“So what changed your mind?” I ask.
Elyssa gets very still. “I didn’t want to be alone,” she admits. She glances up at me. “Is that a horrible thing to say? Am I a horrible person for saying it?”
I don’t know what to say to her. I certainly don’t expect her to look to me for validation. God knows I don’t have any fucking answers about what it means to be a parent.
“But that was at the beginning. Everything changed when I felt him kick for the first time. It was like he was trying to comfort me. Every time I got sad or scared, he’d kick inside me, and I’d be reminded that…”
“That you weren’t alone,” I finish for her.
“Yes. Exactly.”
The rest of the drive is silent. When we get back to the mansion, I leave the car parked outside the main door and walk Elyssa into the house. She’s got her arms wrapped around her body as though she’s trying to comfort herself.
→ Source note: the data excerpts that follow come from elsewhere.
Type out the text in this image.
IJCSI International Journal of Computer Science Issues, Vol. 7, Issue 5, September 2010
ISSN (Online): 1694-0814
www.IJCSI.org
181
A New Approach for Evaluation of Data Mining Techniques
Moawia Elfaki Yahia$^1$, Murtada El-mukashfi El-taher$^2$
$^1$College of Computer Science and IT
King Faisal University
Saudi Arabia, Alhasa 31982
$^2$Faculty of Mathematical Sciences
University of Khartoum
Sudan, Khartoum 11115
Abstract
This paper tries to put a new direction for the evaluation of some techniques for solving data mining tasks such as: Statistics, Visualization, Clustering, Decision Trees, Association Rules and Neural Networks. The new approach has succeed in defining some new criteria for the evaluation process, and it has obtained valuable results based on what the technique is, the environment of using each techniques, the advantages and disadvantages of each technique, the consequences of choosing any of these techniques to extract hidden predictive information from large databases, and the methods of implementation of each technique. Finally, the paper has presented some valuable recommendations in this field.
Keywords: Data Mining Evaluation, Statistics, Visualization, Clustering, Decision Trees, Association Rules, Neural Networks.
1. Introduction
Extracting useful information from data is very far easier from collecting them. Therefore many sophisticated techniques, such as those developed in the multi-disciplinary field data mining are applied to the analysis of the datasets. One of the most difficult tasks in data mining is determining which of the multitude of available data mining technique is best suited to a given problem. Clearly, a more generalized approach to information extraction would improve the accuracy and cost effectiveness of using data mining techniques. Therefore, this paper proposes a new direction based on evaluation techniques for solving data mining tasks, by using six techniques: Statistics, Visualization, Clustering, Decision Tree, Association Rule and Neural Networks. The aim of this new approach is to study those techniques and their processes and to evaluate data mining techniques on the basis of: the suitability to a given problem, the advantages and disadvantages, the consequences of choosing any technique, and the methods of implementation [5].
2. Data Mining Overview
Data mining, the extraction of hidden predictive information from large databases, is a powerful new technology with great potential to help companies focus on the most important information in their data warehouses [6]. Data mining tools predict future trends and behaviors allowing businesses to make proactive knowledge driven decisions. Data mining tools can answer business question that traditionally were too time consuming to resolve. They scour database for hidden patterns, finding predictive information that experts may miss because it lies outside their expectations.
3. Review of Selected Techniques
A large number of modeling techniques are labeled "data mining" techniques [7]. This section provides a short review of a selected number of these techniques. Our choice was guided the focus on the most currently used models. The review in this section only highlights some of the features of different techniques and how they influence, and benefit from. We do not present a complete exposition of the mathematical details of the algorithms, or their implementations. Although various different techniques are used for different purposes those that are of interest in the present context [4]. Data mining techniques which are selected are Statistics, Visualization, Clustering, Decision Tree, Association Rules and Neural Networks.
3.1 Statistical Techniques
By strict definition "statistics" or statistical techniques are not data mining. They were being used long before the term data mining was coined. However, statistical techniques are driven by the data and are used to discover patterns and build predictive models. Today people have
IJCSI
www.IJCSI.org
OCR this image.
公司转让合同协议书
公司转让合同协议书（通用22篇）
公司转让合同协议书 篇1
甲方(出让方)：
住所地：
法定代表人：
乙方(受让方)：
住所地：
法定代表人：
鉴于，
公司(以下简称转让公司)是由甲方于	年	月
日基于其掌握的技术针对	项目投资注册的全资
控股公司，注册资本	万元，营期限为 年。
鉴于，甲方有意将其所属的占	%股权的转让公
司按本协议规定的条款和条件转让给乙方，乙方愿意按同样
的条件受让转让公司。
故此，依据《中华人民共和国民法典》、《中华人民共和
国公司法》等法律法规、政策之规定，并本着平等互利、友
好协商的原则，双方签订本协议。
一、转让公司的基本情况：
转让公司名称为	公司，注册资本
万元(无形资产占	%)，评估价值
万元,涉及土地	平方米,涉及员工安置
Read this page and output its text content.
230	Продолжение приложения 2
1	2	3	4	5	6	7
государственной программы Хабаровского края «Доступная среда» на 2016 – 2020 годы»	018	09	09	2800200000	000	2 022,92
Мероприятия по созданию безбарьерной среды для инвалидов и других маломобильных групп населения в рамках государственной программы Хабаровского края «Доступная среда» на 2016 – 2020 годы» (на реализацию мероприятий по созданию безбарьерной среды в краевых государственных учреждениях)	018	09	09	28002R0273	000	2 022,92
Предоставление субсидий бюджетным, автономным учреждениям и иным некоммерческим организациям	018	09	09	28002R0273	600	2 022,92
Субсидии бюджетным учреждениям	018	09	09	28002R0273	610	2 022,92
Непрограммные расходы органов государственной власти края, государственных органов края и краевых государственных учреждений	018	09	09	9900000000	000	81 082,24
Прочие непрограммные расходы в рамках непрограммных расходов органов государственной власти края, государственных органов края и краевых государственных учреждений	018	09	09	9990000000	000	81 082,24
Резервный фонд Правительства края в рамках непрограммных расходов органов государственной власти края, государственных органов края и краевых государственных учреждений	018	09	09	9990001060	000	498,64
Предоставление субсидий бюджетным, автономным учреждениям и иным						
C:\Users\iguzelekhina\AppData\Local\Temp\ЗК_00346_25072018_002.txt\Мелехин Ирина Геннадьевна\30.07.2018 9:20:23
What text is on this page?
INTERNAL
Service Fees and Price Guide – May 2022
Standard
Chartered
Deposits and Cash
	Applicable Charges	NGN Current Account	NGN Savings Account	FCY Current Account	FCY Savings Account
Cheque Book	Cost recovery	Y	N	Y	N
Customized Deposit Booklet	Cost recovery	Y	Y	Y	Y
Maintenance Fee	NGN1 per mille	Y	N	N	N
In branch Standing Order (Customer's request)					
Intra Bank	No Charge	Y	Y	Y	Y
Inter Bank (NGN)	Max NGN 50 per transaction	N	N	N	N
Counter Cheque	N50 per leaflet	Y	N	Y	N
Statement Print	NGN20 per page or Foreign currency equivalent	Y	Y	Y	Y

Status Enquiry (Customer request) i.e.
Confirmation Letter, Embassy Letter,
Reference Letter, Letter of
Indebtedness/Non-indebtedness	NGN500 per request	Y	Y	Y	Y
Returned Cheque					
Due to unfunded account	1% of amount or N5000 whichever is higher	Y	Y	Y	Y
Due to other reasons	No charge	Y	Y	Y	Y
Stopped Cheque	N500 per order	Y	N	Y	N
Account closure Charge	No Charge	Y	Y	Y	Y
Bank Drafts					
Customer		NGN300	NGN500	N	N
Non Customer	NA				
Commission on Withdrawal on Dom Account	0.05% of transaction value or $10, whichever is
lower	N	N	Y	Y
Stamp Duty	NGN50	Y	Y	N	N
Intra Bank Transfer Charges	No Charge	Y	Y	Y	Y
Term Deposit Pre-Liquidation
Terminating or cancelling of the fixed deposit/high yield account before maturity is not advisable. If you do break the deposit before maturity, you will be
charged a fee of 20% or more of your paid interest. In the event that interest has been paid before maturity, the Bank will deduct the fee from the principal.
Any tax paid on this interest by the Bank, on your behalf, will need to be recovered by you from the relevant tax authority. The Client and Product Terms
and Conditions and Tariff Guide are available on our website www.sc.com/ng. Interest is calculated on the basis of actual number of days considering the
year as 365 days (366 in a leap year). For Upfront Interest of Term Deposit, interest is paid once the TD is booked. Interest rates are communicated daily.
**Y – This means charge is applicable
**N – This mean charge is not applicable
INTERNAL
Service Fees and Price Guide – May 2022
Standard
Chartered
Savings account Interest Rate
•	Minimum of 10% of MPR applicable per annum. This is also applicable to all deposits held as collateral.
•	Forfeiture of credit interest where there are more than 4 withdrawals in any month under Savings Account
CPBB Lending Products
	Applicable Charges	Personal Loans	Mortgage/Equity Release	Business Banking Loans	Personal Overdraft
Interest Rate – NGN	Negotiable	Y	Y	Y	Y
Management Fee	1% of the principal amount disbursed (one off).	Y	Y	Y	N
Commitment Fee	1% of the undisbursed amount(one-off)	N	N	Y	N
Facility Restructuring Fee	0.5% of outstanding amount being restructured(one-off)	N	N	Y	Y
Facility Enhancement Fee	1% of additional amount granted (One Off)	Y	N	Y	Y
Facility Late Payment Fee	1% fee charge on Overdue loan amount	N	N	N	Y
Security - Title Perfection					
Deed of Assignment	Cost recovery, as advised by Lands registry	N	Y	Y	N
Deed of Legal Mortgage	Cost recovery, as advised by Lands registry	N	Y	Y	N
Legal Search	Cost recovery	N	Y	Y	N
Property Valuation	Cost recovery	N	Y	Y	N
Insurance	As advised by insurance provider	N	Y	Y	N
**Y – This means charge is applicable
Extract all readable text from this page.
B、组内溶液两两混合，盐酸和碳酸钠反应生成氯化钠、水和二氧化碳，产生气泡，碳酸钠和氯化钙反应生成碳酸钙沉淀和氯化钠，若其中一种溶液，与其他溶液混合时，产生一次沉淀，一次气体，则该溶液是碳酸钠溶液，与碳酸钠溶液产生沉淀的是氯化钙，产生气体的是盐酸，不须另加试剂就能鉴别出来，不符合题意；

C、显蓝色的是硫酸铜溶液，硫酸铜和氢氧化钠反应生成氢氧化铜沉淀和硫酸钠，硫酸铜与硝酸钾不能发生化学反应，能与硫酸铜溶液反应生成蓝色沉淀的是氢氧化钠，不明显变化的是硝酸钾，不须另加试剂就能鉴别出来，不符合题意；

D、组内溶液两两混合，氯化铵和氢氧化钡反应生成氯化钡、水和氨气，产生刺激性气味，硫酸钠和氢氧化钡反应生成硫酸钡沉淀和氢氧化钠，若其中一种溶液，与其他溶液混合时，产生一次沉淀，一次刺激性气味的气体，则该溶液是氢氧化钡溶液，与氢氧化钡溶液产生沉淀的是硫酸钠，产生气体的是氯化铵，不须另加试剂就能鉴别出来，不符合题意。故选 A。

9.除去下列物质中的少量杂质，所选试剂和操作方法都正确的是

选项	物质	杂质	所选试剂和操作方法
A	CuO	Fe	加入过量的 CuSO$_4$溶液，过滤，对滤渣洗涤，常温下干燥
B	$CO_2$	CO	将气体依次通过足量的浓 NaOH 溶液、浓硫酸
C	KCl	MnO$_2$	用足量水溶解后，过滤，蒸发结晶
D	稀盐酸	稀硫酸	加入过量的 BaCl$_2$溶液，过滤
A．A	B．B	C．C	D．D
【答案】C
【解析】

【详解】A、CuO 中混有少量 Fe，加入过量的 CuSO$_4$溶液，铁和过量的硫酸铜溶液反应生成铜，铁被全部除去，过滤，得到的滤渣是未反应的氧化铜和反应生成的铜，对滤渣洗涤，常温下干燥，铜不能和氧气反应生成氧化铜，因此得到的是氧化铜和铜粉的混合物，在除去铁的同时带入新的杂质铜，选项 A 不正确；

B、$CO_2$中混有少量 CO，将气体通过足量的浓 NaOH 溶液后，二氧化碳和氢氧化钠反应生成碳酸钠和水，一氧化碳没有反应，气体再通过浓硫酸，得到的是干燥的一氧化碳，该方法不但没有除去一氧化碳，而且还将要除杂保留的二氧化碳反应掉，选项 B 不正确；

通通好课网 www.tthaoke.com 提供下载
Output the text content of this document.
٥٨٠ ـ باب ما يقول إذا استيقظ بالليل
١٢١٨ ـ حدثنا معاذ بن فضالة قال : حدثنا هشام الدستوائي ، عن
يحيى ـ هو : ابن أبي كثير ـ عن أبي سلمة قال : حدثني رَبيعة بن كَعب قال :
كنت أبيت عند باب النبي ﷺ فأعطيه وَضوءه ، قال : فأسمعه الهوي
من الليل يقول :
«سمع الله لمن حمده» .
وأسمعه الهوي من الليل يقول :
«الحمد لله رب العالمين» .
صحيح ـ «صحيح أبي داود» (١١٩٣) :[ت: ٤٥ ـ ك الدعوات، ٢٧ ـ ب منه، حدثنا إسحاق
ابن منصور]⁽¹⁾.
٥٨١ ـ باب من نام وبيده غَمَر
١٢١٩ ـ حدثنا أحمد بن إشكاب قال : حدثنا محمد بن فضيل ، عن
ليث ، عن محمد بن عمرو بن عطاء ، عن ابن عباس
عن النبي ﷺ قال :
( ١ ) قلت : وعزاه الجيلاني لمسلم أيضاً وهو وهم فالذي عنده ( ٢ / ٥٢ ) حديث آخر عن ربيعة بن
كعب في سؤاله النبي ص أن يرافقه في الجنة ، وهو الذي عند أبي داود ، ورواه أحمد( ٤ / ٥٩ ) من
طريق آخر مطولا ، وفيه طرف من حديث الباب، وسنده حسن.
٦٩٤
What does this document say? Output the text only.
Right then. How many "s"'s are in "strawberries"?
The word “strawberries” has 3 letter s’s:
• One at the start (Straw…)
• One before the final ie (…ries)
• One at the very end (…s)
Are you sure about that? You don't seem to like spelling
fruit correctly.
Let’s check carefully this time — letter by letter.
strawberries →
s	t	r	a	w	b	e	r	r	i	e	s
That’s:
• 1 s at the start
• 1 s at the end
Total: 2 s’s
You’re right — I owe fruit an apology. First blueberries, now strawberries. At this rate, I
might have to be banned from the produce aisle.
She turns to me when I offer her the small bag of cash that she won tonight. She stares at it, but she makes no attempt to take it. Almost like she thinks I’m about to snatch it away and laugh in her face for being so stupid as to think I’d ever make good on my promise.
“Go on,” I urge. “You won it.”
“It feels… strange to take it,” she admits. She bites her lower lip—another endearing gesture that I refuse to be distracted by.
“Why?”
“Because it feels like you’re paying me off.”
“I’m not. If I was, there’d be less than half this much money in the bag. Silence is cheap.”
She shakes her head. “You have no idea how hard it was for me to ask you for money,” she says. “But for my son, for Charity… I’m willing to swallow my pride and ask.”
“For Charity?”
“We’re more than just friends,” Elyssa replies proudly, lovingly. “She’s my family. The only family I have left.”
“You talk as though you’ll never see your family again.”
“I don’t plan on it.”
“Why?”
She looks down at the bag in my hand. “The game is over,” she tells me. “And I’m tired.”
“Take the money,” I say, thrusting it into her arms.
She accepts it without a fight. But there’s obvious reluctance in her hazel eyes. Melancholy in there, too—then again, that’s been there since the moment I met her.
“Thank you for dinner,” she whispers. “For the entire day, actually. I felt like I was someone else today.”
“Someone else?”
“Someone normal.”
Before I can unpack the weight of that sentence, she turns and walks up the stairs. I can’t take my eyes off her ass. The silk of her dress hugs it beautifully. Every switch of her hips makes my cock jump.
Even after she’s disappeared around the corner, I still stand there, feeling her presence.
“Fuck,” I growl at myself when I’m alone again. “Phoenix, you need to get a fucking grip.”
* * *
It’s late but I know Matvei will be awake.